An conversation about friendships, collaborations and alliance work between Nagar and “The Toronto Group” that appeared in Feminist Studies.

BIO

Richa Nagar is Professor of the College in the College of Liberal Arts at the University of Minnesota, and currently holds a Russell M. and Elizabeth M. Bennett Chair in Excellence and a Beverly and Richard Fink Professorship in Liberal Arts. Her multi-lingual and multi-genre research and teaching blends scholarship, creative writing, political theatre, and community activism to build alliances with people’s struggles and to engage questions of ethics, responsibility, and justice in and through knowledge making.

Richa’s co/authored or co/edited books in Hindi and English include: Sangtin Yatra: Saat Zindgiyon Mein Lipta Nari Vimarsh (2004), Playing with Fire: Feminist Thought and Activism through Seven Lives in India (2006), A World of Difference: Encountering and Contesting Development (2009), Critical Transnational Feminist Praxis (2010), Ek Aur Neemsaar: Sangtin Atmamanthan Aur Andolan (2012), Muddying the Waters: Coauthoring Feminisms Across Scholarship and Activism (2014), and Main aur Mera Man: Sharad Nagar (2016).

Richa was a fellow at the Center for Advanced Study in the Behavioral Sciences (CASBS) at Stanford in 2005-2006 and at the Jawaharlal Nehru Institute of Advanced Study (JNIAS) at New Delhi in 2011-2012. Her home department is Gender, Women, and Sexuality Studies.
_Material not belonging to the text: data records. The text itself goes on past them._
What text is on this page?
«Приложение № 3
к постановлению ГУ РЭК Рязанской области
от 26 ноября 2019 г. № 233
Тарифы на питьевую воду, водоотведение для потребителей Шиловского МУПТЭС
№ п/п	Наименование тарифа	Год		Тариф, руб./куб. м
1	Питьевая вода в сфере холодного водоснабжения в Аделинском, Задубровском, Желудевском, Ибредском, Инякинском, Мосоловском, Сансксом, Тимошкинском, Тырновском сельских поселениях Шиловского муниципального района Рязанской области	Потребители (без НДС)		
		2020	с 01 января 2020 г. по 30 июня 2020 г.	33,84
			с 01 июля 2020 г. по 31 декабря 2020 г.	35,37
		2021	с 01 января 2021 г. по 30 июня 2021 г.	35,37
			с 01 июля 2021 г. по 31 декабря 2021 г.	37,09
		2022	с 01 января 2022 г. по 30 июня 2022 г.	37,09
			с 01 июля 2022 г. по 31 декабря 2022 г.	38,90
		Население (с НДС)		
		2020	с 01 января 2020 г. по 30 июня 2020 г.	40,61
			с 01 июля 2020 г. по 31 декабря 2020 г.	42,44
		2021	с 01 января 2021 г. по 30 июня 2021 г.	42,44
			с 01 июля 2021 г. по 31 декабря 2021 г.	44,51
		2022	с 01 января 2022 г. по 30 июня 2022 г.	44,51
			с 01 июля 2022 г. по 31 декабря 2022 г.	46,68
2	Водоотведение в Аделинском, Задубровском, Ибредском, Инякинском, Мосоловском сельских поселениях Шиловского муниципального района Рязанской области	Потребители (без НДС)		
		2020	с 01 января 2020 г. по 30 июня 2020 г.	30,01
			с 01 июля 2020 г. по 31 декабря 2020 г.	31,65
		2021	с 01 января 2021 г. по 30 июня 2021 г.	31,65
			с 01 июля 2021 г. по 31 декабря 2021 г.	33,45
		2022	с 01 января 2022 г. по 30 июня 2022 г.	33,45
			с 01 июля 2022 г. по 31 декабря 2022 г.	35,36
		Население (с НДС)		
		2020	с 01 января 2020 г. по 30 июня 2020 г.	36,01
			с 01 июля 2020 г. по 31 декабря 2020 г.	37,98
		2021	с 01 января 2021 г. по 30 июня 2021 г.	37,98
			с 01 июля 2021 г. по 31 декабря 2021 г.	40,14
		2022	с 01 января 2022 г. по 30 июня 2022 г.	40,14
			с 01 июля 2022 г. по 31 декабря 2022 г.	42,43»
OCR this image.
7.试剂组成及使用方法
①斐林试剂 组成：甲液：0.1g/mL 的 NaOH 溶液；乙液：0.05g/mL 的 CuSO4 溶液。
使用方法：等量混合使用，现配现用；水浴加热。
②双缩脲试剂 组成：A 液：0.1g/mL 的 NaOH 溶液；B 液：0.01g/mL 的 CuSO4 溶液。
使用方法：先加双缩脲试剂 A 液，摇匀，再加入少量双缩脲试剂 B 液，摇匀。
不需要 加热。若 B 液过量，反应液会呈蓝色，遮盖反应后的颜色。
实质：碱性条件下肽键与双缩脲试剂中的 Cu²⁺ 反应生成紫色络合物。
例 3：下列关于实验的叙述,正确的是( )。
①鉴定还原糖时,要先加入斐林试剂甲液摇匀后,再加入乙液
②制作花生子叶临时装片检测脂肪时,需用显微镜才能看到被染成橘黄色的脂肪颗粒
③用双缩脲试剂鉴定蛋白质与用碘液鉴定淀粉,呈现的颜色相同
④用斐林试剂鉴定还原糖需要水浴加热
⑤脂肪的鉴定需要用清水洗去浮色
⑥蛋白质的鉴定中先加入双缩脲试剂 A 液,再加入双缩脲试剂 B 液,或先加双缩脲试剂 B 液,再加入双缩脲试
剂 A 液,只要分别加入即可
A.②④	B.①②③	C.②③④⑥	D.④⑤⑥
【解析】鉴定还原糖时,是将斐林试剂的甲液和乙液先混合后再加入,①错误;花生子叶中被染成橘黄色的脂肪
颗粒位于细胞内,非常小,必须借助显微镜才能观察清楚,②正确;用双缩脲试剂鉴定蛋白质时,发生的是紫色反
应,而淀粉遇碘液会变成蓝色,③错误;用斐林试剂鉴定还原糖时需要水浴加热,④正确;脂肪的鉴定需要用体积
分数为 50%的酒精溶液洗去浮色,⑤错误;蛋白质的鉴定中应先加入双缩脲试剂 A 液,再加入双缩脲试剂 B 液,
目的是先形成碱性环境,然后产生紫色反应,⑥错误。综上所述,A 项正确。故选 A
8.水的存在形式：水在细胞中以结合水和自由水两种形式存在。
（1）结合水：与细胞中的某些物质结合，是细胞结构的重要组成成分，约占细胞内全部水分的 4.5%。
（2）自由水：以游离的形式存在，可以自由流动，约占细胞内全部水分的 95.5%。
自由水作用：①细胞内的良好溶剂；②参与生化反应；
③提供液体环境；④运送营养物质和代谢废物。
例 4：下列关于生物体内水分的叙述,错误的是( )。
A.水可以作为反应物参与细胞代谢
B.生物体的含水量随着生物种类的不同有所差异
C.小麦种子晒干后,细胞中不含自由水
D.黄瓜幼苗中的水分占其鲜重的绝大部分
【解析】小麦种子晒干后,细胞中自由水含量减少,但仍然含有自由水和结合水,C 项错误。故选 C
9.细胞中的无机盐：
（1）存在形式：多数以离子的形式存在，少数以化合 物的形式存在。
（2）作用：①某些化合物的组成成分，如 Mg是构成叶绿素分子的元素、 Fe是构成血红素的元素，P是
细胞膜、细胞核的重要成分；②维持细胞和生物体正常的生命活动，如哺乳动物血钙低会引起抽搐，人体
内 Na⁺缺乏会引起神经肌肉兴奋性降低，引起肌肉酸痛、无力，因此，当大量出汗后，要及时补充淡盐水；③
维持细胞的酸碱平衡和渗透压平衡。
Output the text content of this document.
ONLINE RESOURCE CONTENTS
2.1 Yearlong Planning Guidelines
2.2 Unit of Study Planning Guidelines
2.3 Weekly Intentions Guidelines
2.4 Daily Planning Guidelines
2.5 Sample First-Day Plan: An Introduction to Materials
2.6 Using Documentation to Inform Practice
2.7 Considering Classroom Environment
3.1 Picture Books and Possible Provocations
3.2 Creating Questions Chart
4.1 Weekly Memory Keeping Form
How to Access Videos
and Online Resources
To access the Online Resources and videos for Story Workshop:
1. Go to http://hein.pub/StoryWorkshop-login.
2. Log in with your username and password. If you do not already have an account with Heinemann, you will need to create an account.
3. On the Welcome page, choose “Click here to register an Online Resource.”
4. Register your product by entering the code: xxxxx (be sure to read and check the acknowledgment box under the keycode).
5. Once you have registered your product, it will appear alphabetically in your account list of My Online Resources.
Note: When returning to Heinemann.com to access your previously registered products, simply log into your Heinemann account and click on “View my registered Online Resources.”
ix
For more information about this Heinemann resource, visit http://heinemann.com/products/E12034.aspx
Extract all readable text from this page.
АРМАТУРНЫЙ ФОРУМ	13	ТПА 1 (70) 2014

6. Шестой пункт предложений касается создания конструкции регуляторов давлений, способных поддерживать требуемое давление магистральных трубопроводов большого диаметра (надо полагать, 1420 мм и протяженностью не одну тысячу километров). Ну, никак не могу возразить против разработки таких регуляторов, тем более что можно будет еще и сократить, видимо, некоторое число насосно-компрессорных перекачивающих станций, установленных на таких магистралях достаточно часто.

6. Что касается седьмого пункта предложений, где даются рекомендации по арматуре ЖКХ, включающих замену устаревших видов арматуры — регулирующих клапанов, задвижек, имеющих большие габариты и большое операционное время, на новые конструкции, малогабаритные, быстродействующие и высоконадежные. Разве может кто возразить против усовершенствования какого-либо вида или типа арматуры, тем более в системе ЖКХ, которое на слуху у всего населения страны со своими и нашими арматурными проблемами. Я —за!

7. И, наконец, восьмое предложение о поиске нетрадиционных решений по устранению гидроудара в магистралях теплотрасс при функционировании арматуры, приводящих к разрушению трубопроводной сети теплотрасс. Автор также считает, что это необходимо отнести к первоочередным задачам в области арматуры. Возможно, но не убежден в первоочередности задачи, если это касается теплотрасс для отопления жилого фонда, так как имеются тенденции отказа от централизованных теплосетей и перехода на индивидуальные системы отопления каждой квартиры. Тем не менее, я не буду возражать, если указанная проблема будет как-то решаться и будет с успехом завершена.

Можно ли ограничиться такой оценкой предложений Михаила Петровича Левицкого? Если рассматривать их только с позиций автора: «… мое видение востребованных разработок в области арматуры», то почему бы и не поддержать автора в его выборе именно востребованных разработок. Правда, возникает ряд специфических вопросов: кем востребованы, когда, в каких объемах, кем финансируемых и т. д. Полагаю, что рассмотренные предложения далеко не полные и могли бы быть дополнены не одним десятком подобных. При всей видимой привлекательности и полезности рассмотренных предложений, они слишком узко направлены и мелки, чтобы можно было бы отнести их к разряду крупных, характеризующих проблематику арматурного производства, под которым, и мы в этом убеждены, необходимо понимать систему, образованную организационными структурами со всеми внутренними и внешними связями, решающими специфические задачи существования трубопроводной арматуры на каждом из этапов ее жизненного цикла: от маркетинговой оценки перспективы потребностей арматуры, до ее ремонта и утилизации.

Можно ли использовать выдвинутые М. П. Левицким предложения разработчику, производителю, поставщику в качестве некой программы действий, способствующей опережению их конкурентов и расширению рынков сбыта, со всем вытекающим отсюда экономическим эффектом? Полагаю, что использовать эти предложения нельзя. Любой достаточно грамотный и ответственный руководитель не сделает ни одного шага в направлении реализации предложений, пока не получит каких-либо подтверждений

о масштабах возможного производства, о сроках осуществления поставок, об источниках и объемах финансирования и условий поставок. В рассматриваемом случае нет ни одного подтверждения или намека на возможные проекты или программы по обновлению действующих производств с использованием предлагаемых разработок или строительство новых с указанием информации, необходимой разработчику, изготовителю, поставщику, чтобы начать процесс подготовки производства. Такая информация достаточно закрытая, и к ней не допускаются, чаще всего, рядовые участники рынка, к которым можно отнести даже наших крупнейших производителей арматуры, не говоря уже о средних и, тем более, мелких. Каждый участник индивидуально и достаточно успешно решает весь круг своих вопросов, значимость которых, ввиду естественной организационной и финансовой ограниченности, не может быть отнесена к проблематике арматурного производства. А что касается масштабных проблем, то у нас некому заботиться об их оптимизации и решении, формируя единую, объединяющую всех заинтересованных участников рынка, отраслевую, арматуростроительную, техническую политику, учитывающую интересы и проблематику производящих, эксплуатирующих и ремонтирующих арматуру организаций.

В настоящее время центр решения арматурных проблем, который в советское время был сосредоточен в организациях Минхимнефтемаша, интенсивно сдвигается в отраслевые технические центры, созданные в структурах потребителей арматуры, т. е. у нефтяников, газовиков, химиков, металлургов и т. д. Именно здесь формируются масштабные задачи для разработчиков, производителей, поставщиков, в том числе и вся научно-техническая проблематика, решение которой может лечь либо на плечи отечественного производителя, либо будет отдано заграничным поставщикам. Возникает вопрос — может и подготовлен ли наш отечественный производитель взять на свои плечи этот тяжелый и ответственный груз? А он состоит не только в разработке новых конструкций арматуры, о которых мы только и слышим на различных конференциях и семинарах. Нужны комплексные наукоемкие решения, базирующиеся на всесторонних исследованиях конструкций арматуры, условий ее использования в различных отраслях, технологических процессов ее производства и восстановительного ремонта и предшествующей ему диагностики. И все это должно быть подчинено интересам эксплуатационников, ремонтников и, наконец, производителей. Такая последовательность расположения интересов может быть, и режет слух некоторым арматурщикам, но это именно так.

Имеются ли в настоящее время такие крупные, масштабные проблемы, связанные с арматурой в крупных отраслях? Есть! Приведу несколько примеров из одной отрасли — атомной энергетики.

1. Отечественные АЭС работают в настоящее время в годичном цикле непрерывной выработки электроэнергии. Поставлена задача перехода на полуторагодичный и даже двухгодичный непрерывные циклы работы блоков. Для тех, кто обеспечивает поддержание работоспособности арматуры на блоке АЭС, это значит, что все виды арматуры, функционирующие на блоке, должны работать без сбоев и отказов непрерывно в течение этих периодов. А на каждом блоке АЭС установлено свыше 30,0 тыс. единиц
Making Out in the Mainstream: GLAAD and the Politics of Respectability

A book presentation by Vincent Doyle
IE University (Spain)
Tuesday May 30th | 3p – 4:30 | MCC 201

Making Out in the Mainstream is the first full-length study of the rise and evolution of GLAAD, the media advocacy organization formerly known as the Gay and Lesbian Alliance Against Defamation. Founded in 1985 by a small group of writers and academics who were angry with how the New York Post was covering the AIDS crisis, GLAAD has become one of the most visible organizations of the LGBTQ movement. This book is based on eighteen months of ethnographic fieldwork carried out in 2000–01 and a further round of interviews conducted in 2014-2015.

Doyle argues that the earlier strategy of coming out to the mainstream, intended to dismantle closeted life and create a mass movement, has been supplanted by the market-oriented making out in the mainstream, which privileges respectable images of homosexuality in the pursuit of political and economic gain. He shows how this emphasis on respectability clashes with the development of a diverse movement that campaigns for greater inclusion and he offers a sophisticated appeal for more complicated understandings of assimilation and anti-normalization.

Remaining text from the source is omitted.